Because of this discrepancy, researchers pointed out that this tax may be disproportionately straining low-income New Yorkers:

“Although high cigarette taxes are an effective method for reducing cigarette smoking, they can impose a significant financial burden on low-income smokers,” Matthew Farrelly and his co-authors wrote in the conclusion of their paper, which was published this month in Plos One, an online, peer-reviewed journal. [...]

The low-income now spend twice as much of their earnings on cigarettes as they did in 2003, when the state imposed a tax of $1.50 [compared to the current $4.35 tax] on each pack.

The researchers concluded that to make the cigarette tax less regressive, the state should spend more of the resulting revenue on programs that help low-income smokers quit the habit, although both the researchers and the health department say this would be a challenge.

The study acknowledged that low-income populations tend to have higher percentages of smokers, highlighted by the fact that smoking rates among low-income New Yorkers did not decline at all between 2003 and 2010, even though smoking rates dropped by about 20 percent among all income groups during the same period. According to 2010 figures from the Centers for Disease Control, 28.9 percent of adults below the poverty level were smokers, a full 10 points higher than the rate for the adult population at or above the poverty level.
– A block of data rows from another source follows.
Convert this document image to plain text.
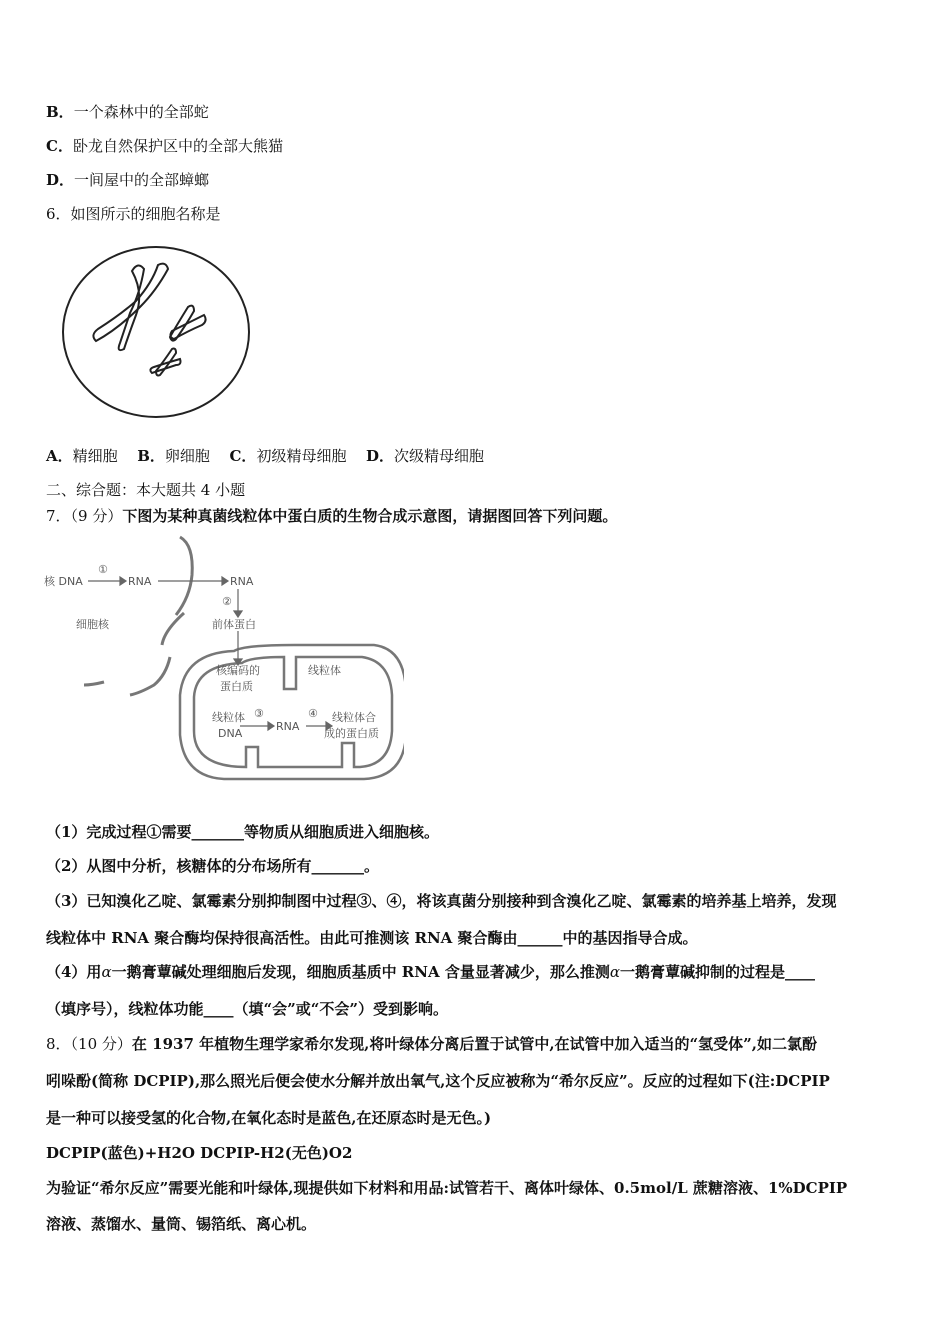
B．一个森林中的全部蛇
C．卧龙自然保护区中的全部大熊猫
D．一间屋中的全部蟑螂
6．如图所示的细胞名称是
A．精细胞 B．卵细胞 C．初级精母细胞 D．次级精母细胞
二、综合题：本大题共 4 小题
7．（9 分）下图为某种真菌线粒体中蛋白质的生物合成示意图，请据图回答下列问题。
核 DNA
①
RNA	RNA
②
前体蛋白
细胞核
核编码的
蛋白质
线粒体
线粒体
DNA
③
RNA
④ 线粒体合
成的蛋白质
（1）完成过程①需要_______等物质从细胞质进入细胞核。
（2）从图中分析，核糖体的分布场所有_______。
（3）已知溴化乙啶、氯霉素分别抑制图中过程③、④，将该真菌分别接种到含溴化乙啶、氯霉素的培养基上培养，发现
线粒体中 RNA 聚合酶均保持很高活性。由此可推测该 RNA 聚合酶由______中的基因指导合成。
（4）用α一鹅膏蕈碱处理细胞后发现，细胞质基质中 RNA 含量显著减少，那么推测α一鹅膏蕈碱抑制的过程是____
（填序号），线粒体功能____（填“会”或“不会”）受到影响。
8．（10 分）在 1937 年植物生理学家希尔发现,将叶绿体分离后置于试管中,在试管中加入适当的“氢受体”,如二氯酚
吲哚酚(简称 DCPIP),那么照光后便会使水分解并放出氧气,这个反应被称为“希尔反应”。反应的过程如下(注:DCPIP
是一种可以接受氢的化合物,在氧化态时是蓝色,在还原态时是无色。)
DCPIP(蓝色)+H2O DCPIP-H2(无色)O2
为验证“希尔反应”需要光能和叶绿体,现提供如下材料和用品:试管若干、离体叶绿体、0.5mol/L 蔗糖溶液、1%DCPIP
溶液、蒸馏水、量筒、锡箔纸、离心机。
Anti-smoking advocacy groups have also noted the correlation between smoking and income level, pointing out that encouraging lower-income Americans to quit smoking can help save states money on their Medicaid program expenditures, since approximately 10 to 20 percent of all Medicaid funds — totaling more than $30 billion each year — is spent on costs related to smoking-related illnesses.

But as the researchers noted, states could attempt to combat some of these issues by choosing to use the revenue generated by their cigarette taxes to invest in programs to help lower smoking rates among low-income populations. Turning a smoking habit into a bigger financial investment may deter some smokers, but cigarette taxes only represent one part of a broader public health strategy that should also include preventative education and support programs.